Yetlanetzi Ameyalli salió de clases en la Universidad Autónoma Metropolitana (UAM) Xochimilco para dirigirse a casa el 3 de noviembre pasado.
Caminó hacia a la parada de camiones de la Ruta 50, sobre Calzada del Hueso, que la lleva al Metro General Anaya, de la Línea 2 del Metro de la Ciudad de México, sin embargo, su familia perdió contacto con ella por unas horas y cuando regresó a casa volvió con la cabeza golpeada, sin su teléfono celular y dinero, pero hasta ahora no recuerda qué pasó.
Aquel día, eran cerca de las 17:00 horas cuando la la estudiante de medicina envió un mensaje de WhatsApp a su papá para avisarle que ya iba en camino.
Según Fernanda, su hermana, Yetlanetzi Ameyalli, de 24 años, siempre tardaba dos horas aproximadamente en llegar desde la escuela a su casa en el municipio de Naucalpan, Estado de México, pero aquella tarde había demorado por lo que decidieron marcarle y las llamadas dejaron de entrarle, lo que les hizo creer que se había quedado sin batería o que demoraba por el tráfico.
Pasaron 3 horas aproximadamente y su familia aún no sabía nada de la joven. Tal situación causó sospecha y nerviosismo en su familia, la cual optó por salir a buscarla y recorrieron el camino que ella hace a casa, cerca de la universidad, pero no había señal de ella.
Cuando sus papás pidieron ayuda a través de un botón de emergencia de un poste del C5, les respondieron que enviarían una patrulla de la Secretaría de Seguridad Ciudadana (SSC).

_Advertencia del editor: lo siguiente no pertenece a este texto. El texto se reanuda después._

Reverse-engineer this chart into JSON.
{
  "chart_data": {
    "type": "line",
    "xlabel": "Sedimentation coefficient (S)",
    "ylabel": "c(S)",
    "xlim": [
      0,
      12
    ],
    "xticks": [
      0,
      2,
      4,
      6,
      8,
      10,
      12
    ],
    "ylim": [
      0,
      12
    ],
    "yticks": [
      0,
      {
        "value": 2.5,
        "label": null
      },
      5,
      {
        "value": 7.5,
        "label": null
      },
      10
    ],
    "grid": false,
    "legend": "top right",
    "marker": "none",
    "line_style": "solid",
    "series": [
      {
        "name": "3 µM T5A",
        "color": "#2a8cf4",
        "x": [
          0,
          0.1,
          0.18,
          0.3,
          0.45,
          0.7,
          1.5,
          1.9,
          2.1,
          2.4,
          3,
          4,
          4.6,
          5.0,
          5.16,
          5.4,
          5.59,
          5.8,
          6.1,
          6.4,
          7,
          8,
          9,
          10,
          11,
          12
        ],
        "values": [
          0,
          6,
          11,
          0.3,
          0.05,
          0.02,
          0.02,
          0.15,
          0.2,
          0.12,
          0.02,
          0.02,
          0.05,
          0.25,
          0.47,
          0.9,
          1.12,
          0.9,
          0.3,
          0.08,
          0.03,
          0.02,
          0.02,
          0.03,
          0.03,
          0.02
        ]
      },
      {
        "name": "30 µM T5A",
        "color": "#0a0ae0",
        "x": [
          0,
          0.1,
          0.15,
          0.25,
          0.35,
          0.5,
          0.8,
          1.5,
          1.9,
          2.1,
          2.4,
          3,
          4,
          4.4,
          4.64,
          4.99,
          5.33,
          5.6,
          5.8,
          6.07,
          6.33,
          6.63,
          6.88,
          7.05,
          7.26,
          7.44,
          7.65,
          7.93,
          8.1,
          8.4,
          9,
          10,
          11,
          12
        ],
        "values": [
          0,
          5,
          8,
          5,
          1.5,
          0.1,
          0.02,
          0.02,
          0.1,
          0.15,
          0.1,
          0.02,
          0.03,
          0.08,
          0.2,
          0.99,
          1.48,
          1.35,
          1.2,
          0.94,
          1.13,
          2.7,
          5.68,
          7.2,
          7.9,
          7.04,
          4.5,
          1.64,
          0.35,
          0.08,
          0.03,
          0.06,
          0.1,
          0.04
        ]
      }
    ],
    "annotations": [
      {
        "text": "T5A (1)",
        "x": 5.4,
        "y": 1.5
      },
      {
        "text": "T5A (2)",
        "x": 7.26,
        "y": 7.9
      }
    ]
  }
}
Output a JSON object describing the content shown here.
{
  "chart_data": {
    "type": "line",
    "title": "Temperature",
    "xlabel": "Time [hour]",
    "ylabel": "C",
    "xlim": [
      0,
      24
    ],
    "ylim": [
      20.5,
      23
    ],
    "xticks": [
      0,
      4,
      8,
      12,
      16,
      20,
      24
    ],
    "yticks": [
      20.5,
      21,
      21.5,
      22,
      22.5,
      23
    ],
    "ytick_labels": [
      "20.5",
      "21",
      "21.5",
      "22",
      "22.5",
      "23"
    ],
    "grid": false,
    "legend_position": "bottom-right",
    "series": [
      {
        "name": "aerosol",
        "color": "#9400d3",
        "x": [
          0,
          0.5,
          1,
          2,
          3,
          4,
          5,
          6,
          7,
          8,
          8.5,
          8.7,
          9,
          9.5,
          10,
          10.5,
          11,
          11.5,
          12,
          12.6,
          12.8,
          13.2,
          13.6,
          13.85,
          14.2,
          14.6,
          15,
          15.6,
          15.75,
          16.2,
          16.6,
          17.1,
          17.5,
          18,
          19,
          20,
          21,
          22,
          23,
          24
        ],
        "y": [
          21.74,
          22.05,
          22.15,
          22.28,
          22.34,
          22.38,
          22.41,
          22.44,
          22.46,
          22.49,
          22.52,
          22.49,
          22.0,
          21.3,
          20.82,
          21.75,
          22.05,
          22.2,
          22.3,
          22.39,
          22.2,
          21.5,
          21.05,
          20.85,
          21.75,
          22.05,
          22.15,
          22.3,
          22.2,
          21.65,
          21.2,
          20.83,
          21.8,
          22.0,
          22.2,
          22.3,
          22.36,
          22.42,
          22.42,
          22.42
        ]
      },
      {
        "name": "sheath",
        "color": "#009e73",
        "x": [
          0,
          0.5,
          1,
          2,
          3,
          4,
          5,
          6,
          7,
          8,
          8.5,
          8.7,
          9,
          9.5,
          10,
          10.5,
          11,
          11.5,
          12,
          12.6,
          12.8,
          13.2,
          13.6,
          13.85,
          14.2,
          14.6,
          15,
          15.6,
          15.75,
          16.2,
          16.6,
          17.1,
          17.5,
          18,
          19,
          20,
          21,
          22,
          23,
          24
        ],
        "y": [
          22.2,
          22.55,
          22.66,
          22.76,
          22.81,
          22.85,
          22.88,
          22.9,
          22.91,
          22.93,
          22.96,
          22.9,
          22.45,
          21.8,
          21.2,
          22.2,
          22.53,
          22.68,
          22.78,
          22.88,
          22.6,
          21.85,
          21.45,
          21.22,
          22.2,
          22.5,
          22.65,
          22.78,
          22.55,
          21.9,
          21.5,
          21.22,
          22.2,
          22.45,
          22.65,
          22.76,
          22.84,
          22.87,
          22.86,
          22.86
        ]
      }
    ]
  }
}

Cerca de 15 minutos después, una unidad llegó, pero pese a exponerles la situación a los policías estos les dijeron que tenían que esperar 72 horas para iniciar la búsqueda de Yetlanetzi Ameyalli.
Fernanda y su hermano acudieron a levantar la denuncia correspondiente por la desaparición, pero cerca de la medianoche un familiar les llamó diciéndoles que la joven ya estaba en casa, por lo que en la agencia del Ministerio Público les hicieron firmar la baja del acta de desaparición y les pidieron que tenían que entregar una foto de Yetlanetzi Ameyalli en casa y decir que se trató de una ausencia voluntaria, aunque no estuvieron de acuerdo con ello.
“Nunca supimos si fue una ausencia voluntaria, mi hermana no hace eso, entonces no queríamos poner eso pero nos dijeron que lo teníamos que hacer y ya posterior hacer una investigación si había llegado golpeada y levantar nuestra acta con las autoridades correspondientes”, contó Fernanda.